One-loop constituent quark contributions to the vector and axial-vector meson curvature mass

TL;DR

This paper calculates the fermionic one-loop contributions to the curvature masses of vector and axial-vector mesons within a (2+1)-flavor constituent quark-meson model, analyzing temperature effects and mixing phenomena.

Contribution

It provides a transparent derivation of fermionic contributions to vector and axial-vector meson masses and clarifies the renormalization process within the extended linear sigma model.

Findings

Fermionic corrections are expressed as simple integrals involving Fermi-Dirac distributions and Polyakov-loop effects.

Temperature dependence of vector and axial-vector meson masses is characterized.
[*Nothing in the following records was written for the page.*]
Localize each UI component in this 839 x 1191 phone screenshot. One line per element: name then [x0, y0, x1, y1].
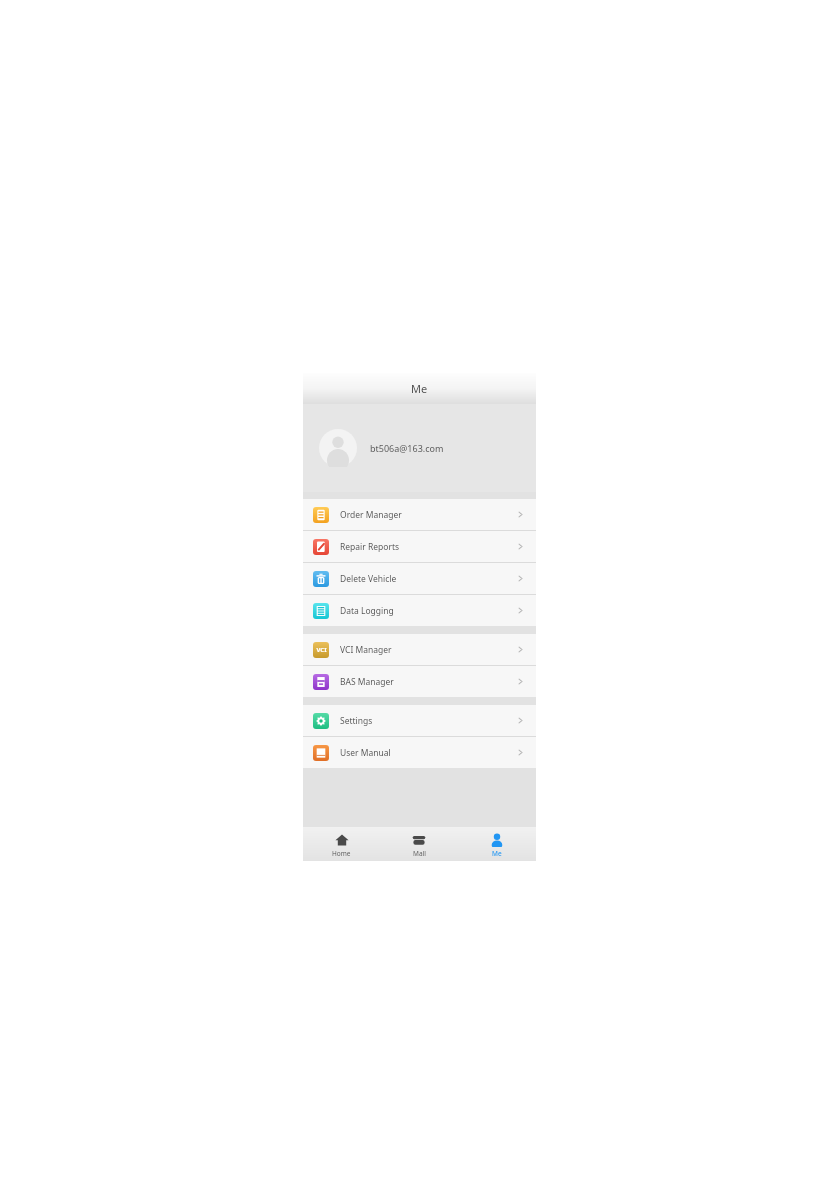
button[interactable]: bt506a@163.com	[303, 404, 536, 492]
button[interactable]: Order Manager	[303, 499, 536, 530]
staticText: Me	[411, 381, 428, 396]
button[interactable]: Settings	[303, 705, 536, 736]
button[interactable]: BAS Manager	[303, 666, 536, 697]
staticText: Order Manager	[340, 509, 402, 521]
button[interactable]: Repair Reports	[303, 531, 536, 562]
button[interactable]: User Manual	[303, 737, 536, 768]
button[interactable]: Data Logging	[303, 595, 536, 626]
staticText: bt506a@163.com	[370, 442, 444, 454]
button[interactable]: Me	[458, 827, 536, 861]
staticText: Repair Reports	[340, 541, 400, 553]
staticText: Home	[332, 849, 351, 858]
staticText: Delete Vehicle	[340, 573, 397, 585]
staticText: Mall	[413, 849, 426, 858]
staticText: Me	[492, 849, 502, 858]
staticText: User Manual	[340, 747, 391, 759]
staticText: Data Logging	[340, 605, 394, 617]
other: Home	[335, 833, 349, 847]
staticText: BAS Manager	[340, 676, 394, 688]
other: Me	[490, 833, 504, 847]
staticText: VCI	[316, 646, 327, 654]
staticText: VCI Manager	[340, 644, 392, 656]
staticText: Settings	[340, 715, 373, 727]
button[interactable]: Delete Vehicle	[303, 563, 536, 594]
button[interactable]: VCI	[303, 634, 536, 665]
button[interactable]: Home	[303, 827, 380, 861]
other: Mall	[412, 833, 426, 847]
button[interactable]: Mall	[380, 827, 458, 861]
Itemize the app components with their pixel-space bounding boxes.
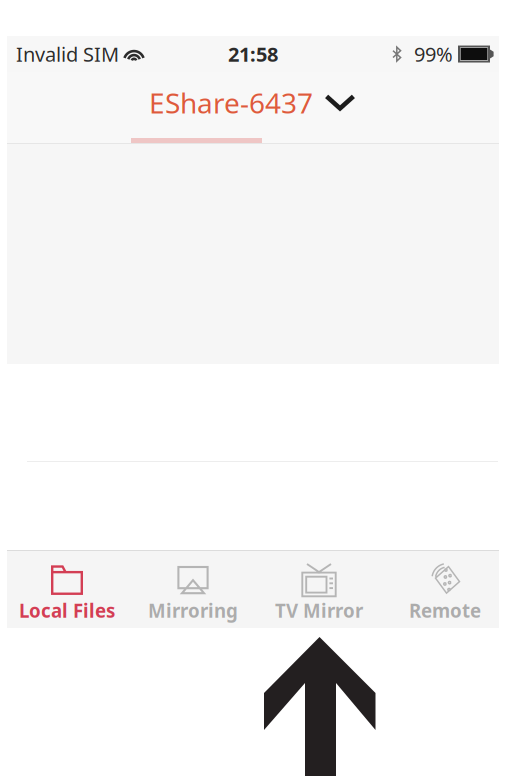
staticText: Mirroring [148,598,238,623]
staticText: 21:58 [228,41,278,67]
button[interactable]: TV Mirror [256,547,382,632]
button[interactable]: Local Files [4,547,130,632]
staticText: Local Files [19,598,115,623]
staticText: EShare-6437 [149,84,313,121]
button[interactable]: EShare-6437 [143,80,362,125]
staticText: Invalid SIM [16,41,119,67]
button[interactable]: Mirroring [130,547,256,632]
staticText: 99% [414,41,453,67]
staticText: TV Mirror [275,598,363,623]
staticText: Remote [409,598,481,623]
button[interactable]: Remote [382,547,508,632]
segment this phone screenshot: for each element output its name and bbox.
Renormalization lifts redundancies in the extended linear sigma model.

Abstract

The renormalized contribution of fermions to the curvature masses of vector and axial-vector mesons is derived with two different methods at leading order in the loop expansion applied to the (2+1)-flavor constituent quark-meson model. The corresponding contribution to the curvature masses of the scalar and pseudoscalar mesons, already known in the literature, is rederived in a transparent way. The temperature dependence of the curvature mass of various (axial-)vector modes obtained by decomposing the curvature mass tensor is investigated along with the (axial-)vector--(pseudo)scalar mixing. All fermionic corrections are expressed as simple integrals that involve at finite temperature only the Fermi-Dirac distribution function modified by the Polyakov-loop degrees of freedom. The renormalization of the (axial-)vector curvature mass allows us to lift a redundancy in the original Lagrangian of the globally symmetric extended linear sigma model, in which terms already generated by the covariant derivative were reincluded with different coupling constants.